There’s another prisoner somewhere who keeps yelling about how she’s loyal to the Stormcloaks and loudly curses the Imperial dogs. I really wish she’d shut up. I should probably eat, but the sight of the food on the table is making me even more nauseated. I take another look around but there’s not much to see. I sigh and settle in for a long, uncomfortable night.
They’re not exactly in a hurry to release me the next day, but I don’t really care. I’m still not feeling all that great, although I manage to choke down some bread. I can tell I’m still hungry, but my body refuses to let me ingest anything else. Last night I was too sick to do anything except suffer and try to sleep, but since I woke up I’ve been doing a lot of thinking. There’s not much else to do in here.
It occurs to me how much I’ve come to depend on Jenassa. She’s capable, intelligent, and resourceful — but more than that, she’s been supportive and loyal. At first I assumed it was because I was paying her, but lately she hasn’t even asked for pay. Yet she’s always been right there at my side — she even saved my life back at Meridia’s temple. I don’t think I ever thanked her for that. And yesterday I acted like such an idiot. I’m not sure I’d bother to come back if I were her.

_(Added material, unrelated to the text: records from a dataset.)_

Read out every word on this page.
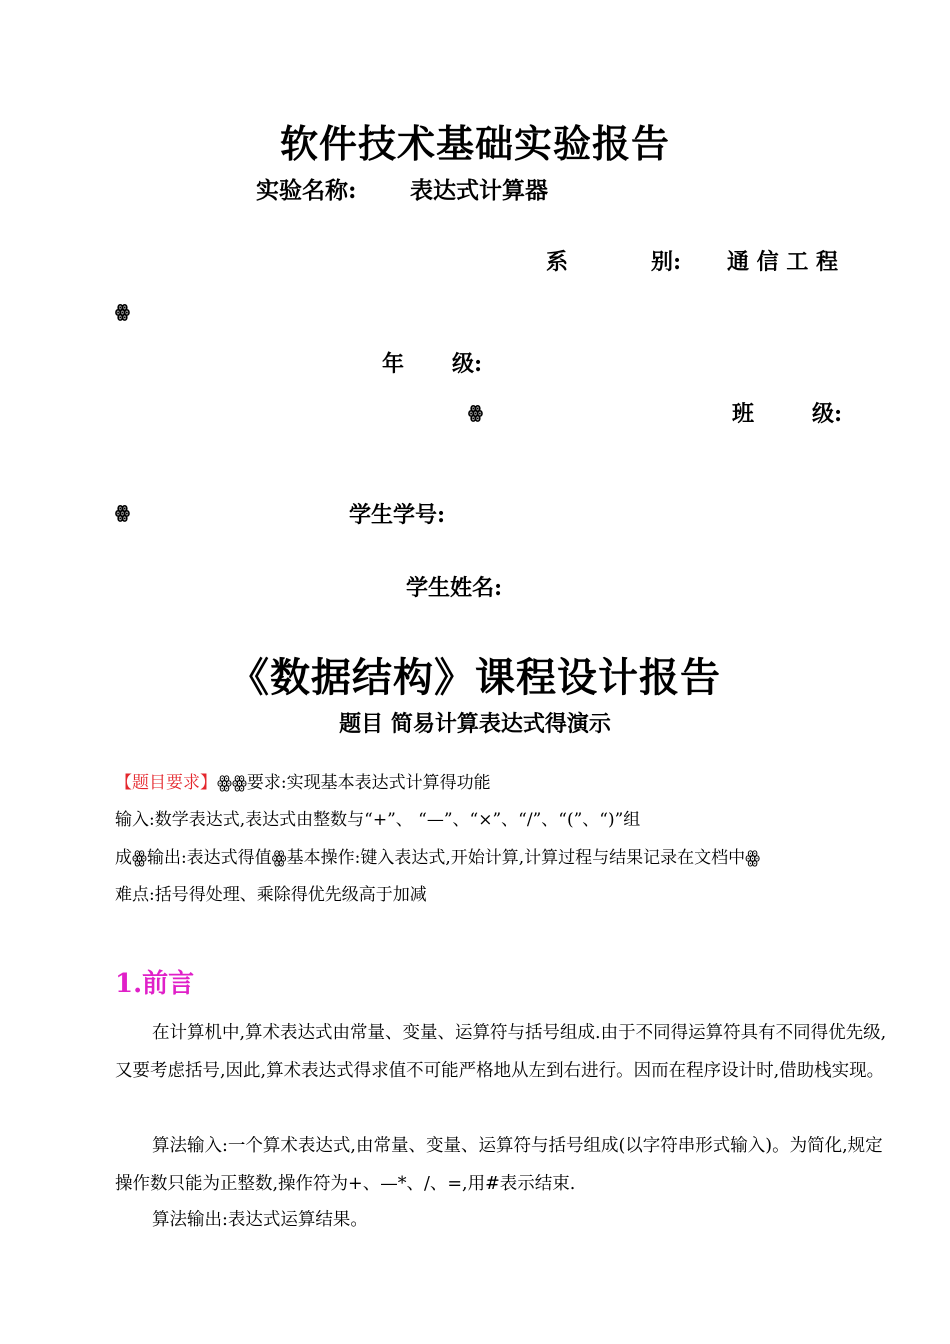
软件技术基础实验报告
实验名称: 表达式计算器
系	别: 通 信 工 程
ꙮ
年 级:
ꙮ	班	级:
ꙮ	学生学号:
学生姓名:
《数据结构》课程设计报告
题目 简易计算表达式得演示
【题目要求】ꙮꙮ要求:实现基本表达式计算得功能
输入:数学表达式,表达式由整数与“+”、 “—”、“×”、“/”、“(”、“)”组
成ꙮ输出:表达式得值ꙮ基本操作:键入表达式,开始计算,计算过程与结果记录在文档中ꙮ
难点:括号得处理、乘除得优先级高于加减
1.前言
在计算机中,算术表达式由常量、变量、运算符与括号组成.由于不同得运算符具有不同得优先级,又要考虑括号,因此,算术表达式得求值不可能严格地从左到右进行。因而在程序设计时,借助栈实现。
算法输入:一个算术表达式,由常量、变量、运算符与括号组成(以字符串形式输入)。为简化,规定操作数只能为正整数,操作符为+、—*、/、=,用#表示结束.
算法输出:表达式运算结果。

The thought that Jenassa might finally be fed up with me cuts deep. I’m swallowed by shame and a sort of mounting desperation. Then my mind flashes back to the Companions, and I’m surprised to realize that I haven’t been thinking about Farkas at all lately. He couldn’t have done half the things Jenassa did. He probably wouldn’t have even known what to do when I nearly died. Sweet Mara, I owe her so much.
Finally I’m released from the Castle Dour prison, and my heart gives a funny little skip of elation when I see Jenassa standing at the gate, waiting for me. I’m relieved that she didn’t abandon me. Very relieved. I’m also suddenly starving.
I open my mouth to sincerely thank Jenassa for showing up, but she cuts me off. “We’ll talk later. Let’s head back to the inn,” she says. “I’ve rented a room where you can get some decent food and rest. I’m sure the prison cells haven’t improved since — well. Never mind. I’ll take care of you. Come along.”
As she leads me back, I can’t help but smile. Suddenly I’m feeling a great deal better.